Waiting is becoming more like Jesus

      
 Last week an old and best friend sent me this simple text message: "Did you know that Jesus had to wait 30 years to start his ministry? He must have been so anxious to save us..."



       The text struck me deep. I sat and re-read it and tried to let the weight of those words really sink into my soul. How thankful I am that my friend sent that text. Little did he know the power those words had in my life. I began to reflect on the first time I had every heard that profound truth. Oscar Muriu, Senior Pastor at the Nairobi Chapel in Nairobi, Kenya spoke at the Urbana 2009 Conference on the current state of missions. He challenged young Christians to follow Jesus's model of humility and patience when entering the mission field. I remember that talk as if it was just this morning. Oscar spoke on John chapter 1, God made flesh, Jesus Christ coming and dwelling among us, among his creation. He lived for 30 years as a normal, hardly known, person. A friend, brother, son. He learned the culture, his trade, the language, was educated...for 30 years. Every time I am impatient with the slowness of ministry, the stubbornness of hardened harts, i pray I remember Jesus`example. I doubt I will ever have to wait 30 years...maybe I will? But I hear my thoughts filling with doubt and complaints after several weeks of waiting-forgetting that my Jesus waited 30 years. Oh the beauty of my Jesus. What a beautiful, humble example he left for me to follow, for me to hope, for me to trust. 
       And you know something else about this truth that is beautiful? He knew the outcome. It wasn`t as if He was waiting 30 years but was blindly trusting God, He knew exactly what was to happen. Can you imagine how anxious He must have been? But He is God, God knew He could handle it. Often when I am called to wait, I wish so badly to know what I am waiting for. After reflecting on the life of Christ, I no longer want to know. My life would be overwhelmed with worries, fears, doubts, analyzing-all of the above. It would completely eliminate the faith to TRUST that Christ knows, and He is preparing me for what lies ahead, and the call to keep striving for that. Praise Jesus that I don`t know what disaster or struggle I will face next, Praise Jesus He has protected me from knowing those things...so I can rest in trusting Him. So I rest in His sovereign peace. 
       This life is a journey. How quickly I am to become impatient and frustrated with the slowness of it. But times like this, reflecting, remembering, times like Zambia where everyday seemed like a year compared the American lifestyle....I see how incredible the slowness of life is.

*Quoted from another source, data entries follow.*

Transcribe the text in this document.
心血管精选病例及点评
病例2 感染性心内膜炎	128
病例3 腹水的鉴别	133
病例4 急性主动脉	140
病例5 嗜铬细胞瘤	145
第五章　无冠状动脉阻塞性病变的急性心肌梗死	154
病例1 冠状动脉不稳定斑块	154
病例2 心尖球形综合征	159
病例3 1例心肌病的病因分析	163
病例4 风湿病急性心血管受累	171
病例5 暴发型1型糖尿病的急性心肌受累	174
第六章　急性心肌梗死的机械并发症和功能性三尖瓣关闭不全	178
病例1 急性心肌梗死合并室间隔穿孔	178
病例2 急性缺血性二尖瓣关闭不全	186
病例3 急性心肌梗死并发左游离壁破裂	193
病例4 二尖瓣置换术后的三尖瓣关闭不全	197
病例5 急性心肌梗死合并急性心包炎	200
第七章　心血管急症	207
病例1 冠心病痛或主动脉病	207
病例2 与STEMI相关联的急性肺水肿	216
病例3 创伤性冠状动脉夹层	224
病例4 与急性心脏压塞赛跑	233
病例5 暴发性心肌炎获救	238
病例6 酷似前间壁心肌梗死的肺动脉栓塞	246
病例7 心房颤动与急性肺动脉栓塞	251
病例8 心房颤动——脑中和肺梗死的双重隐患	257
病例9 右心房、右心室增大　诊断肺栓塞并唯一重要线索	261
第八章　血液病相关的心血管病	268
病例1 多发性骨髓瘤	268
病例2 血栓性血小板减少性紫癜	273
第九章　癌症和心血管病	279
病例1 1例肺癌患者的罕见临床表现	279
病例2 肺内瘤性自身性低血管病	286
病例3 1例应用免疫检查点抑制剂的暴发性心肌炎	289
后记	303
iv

And I pray I will take every moment, ever day with the patience of Christ. Every breath I breathe is life given from the Almighty. The breath of the Almighty gives me LIFE! Physical and spiritual life. Job 33:4

Comments

  1. Thank you for these thoughts! How often I easily forget to be patient. I think of Jesus' words that one sows, another tends, and another reaps, but God alone makes it grow. A long process, and much faith is waiting on God and having hope. A great and necessary reminder!

    ReplyDelete
  2. I found you in the blogosphere! So glad I read this post... so the encouragement I needed! I'm going to follow you if you don't mind. I have a post or two on my wrestle with this from probably September. Oh... I also mention this in what I call my "famous" blog (spread among my small group and church staff) from a few posts ago.